アルコールは人との交流や日々のリラックスにとって大事なものであり、人生を豊かにしてくれるものでもあります。 ですが、アルコールはご存じの通り、飲みすぎると肝臓に負担をかけてしまうなど、摂り方によっては体にとって悪影響を及ぼすものでもあります。
実はそれはお口の健康にとっても例外ではありません。 アルコールの飲み方や習慣によっては、歯に悪影響を及ぼし、歯の寿命を縮めてしまう可能性があります。
ただし、アルコールについて正しく理解し、気を付けて摂取すればそのようなことも回避できます。
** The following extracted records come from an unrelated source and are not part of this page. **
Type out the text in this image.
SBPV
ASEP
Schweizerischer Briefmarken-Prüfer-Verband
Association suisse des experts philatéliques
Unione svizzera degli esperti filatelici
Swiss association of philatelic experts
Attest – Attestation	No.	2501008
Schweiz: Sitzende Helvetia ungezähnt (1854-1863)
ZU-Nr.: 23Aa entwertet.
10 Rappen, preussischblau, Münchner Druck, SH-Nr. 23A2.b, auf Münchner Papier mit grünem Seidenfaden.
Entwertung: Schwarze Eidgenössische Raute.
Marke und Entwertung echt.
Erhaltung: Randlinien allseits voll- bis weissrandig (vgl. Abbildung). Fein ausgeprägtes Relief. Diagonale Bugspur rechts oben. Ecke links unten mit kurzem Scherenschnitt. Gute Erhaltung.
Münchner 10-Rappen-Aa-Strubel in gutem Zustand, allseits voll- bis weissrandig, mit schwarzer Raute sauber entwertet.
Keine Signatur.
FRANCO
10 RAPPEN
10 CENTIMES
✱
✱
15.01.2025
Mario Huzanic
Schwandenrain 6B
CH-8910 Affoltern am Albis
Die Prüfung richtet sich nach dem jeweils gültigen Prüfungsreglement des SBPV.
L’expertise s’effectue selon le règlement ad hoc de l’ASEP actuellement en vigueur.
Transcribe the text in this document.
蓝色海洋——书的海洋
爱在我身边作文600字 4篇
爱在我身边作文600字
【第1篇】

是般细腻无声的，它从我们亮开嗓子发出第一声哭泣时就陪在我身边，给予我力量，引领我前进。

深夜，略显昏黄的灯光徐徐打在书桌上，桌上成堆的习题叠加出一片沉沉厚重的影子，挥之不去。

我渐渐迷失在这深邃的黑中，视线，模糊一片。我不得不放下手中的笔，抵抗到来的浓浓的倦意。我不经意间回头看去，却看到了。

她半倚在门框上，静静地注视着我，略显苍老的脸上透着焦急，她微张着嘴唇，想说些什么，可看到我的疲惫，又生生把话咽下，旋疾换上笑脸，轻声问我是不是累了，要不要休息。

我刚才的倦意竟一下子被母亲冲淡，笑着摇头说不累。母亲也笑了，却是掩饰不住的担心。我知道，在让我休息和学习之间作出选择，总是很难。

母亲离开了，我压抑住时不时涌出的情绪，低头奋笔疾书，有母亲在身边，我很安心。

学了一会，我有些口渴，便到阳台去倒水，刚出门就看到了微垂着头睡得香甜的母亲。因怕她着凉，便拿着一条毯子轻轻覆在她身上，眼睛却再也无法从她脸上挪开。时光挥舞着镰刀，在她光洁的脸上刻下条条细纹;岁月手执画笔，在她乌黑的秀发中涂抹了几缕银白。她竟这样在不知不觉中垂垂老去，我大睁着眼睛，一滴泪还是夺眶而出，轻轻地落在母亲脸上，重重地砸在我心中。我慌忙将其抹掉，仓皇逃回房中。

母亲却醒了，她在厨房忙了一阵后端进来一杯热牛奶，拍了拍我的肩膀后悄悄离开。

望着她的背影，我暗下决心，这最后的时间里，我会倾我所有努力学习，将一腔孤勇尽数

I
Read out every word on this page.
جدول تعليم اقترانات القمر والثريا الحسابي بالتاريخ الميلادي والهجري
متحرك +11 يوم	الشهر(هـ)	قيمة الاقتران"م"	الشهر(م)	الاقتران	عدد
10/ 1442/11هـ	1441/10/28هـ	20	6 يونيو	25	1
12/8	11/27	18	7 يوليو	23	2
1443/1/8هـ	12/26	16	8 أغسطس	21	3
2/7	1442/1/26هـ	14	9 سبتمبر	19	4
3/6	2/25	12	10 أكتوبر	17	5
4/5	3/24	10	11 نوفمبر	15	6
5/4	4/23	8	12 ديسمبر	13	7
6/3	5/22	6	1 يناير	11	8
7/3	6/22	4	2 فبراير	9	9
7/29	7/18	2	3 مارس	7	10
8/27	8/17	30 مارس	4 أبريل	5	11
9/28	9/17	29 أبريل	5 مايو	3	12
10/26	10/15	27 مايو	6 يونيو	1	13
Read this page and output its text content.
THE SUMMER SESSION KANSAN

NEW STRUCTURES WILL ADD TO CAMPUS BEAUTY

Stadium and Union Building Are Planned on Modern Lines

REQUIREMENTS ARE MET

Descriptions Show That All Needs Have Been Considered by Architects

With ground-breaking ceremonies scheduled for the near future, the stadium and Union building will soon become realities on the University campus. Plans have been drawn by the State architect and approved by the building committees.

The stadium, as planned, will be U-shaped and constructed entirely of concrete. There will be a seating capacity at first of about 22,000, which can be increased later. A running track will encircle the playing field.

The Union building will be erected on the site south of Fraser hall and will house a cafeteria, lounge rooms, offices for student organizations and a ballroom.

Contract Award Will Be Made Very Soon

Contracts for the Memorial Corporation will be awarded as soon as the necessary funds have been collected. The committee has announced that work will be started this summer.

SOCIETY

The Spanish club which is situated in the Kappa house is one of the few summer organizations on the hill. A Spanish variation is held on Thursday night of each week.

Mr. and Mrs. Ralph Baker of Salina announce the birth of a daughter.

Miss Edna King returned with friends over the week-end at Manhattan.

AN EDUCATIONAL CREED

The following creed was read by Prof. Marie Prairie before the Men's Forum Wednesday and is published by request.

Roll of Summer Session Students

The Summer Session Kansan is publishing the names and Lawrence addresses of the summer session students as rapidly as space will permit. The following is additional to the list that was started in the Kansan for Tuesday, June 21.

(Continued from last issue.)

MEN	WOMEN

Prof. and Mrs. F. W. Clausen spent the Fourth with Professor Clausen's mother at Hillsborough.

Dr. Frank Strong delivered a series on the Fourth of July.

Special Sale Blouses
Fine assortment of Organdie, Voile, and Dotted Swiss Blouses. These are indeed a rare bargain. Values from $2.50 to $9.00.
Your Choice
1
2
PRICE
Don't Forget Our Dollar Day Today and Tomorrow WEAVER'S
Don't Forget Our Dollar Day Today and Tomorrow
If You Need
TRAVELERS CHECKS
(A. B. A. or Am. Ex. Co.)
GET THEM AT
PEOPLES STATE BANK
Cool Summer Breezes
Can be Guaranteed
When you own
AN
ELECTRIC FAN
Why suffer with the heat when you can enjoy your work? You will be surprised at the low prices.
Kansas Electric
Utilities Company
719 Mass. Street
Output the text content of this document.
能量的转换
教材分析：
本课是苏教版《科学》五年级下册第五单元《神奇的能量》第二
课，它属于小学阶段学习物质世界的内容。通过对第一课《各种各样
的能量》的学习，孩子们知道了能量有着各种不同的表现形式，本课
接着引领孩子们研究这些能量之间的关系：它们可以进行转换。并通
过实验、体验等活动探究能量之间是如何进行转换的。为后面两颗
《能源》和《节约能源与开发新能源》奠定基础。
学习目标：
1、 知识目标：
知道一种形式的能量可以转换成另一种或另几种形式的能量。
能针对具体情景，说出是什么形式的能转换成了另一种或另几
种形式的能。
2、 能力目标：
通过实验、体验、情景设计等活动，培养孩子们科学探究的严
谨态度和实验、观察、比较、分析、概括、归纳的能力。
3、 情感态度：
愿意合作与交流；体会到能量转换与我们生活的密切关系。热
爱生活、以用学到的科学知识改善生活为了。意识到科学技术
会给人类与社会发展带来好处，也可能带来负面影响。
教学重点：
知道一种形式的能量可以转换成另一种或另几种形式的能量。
そこで今回はアルコールが歯に及ぼしうる悪影響と、歯の健康を保つために気を付けたいことや工夫についてご紹介します。
アルコールが歯に及ぼしうる悪影響

アルコールは少量であればそれほど問題になることはありませんが、摂取量が増えると、次のような問題をもたらす可能性があり、歯の寿命をも縮めてしまう恐れがあります。
口内の乾燥による口内環境悪化
アルコールには利尿作用があり、接種することで体内の水分が失われやすくなります。これは口内においても同様で、口内が乾燥して唾液の量が減少します。
唾液には口内をきれいに洗い流したり、むし歯菌の働きを抑えたり、口内の酸を中和したり、免疫力を高めたりする大事な働きがあるため、唾液が減ると口内環境が悪化して、むし歯や歯周病にかかりやすくなります。
糖分の過剰摂取による悪影響
甘いカクテルやチューハイなどは糖分が多く、むし歯のリスクを大きく高めます。 また糖分の摂取が過剰になると、プラーク(歯垢)がたまりやすくなり、その影響で歯周病も起こりやすくなります。
酸による歯への影響
ワインやビール、炭酸の入ったアルコール飲料などは酸性度が高いため、歯のエナメル質を溶かしてしまう可能性があります。 長時間飲み続けると特にそのリスクが高くなるので、注意が必要です。
歯ぎしりの誘発
寝る前にアルコールを飲むと、深い眠りが減り、眠りが浅くなることで無意識の筋肉の動きが増えやすくなりますので、その結果睡眠中の歯ぎしりや食いしばりが起こりやすくなります。
歯ぎしりや食いしばりは、歯に過剰なダメージを与え、歯の寿命を縮めてしまう要因になります。
アルコールを飲む人が歯の健康を保つために気を付けたいこと・工夫
飲酒の量に気を付ける
飲酒の量が多量になるほど、歯への影響も多く出てしまいます。健康のためにもダラダラと飲み続けることは避け、量はほどほどにするようにしましょう。
寝る直前の飲酒は避ける
寝る直前に飲むと、アルコールの作用が強いまま眠ってしまうことになりますし、糖分の多いアルコールの場合、歯磨きをして寝たとしても磨き残しが停滞したまま眠ってしまうことになるので、むし歯や歯周病リスクが高まります。
水も一緒に飲むようにする
アルコールだけ飲み続けることは避け、水も時々飲むようにしましょう。そうすることで口の乾燥を防げますし、口内を洗い流して歯に糖分や酸が残りにくくなります。
ストローを使って飲む
甘いお酒や炭酸入りや柑橘系など、酸が強いお酒を飲む場合には、ストローを使って飲むことで前歯への接触を減らし、ダメージを抑えられます。
お酒は適量であれば人生を楽しく、豊かにしてくれるものです。 歯への影響を知り、対策を取りながら飲むことで、歯や体の健康を損ねずに楽しむことができますので、お酒を飲む方はぜひ今回の内容を参考にしてみてください。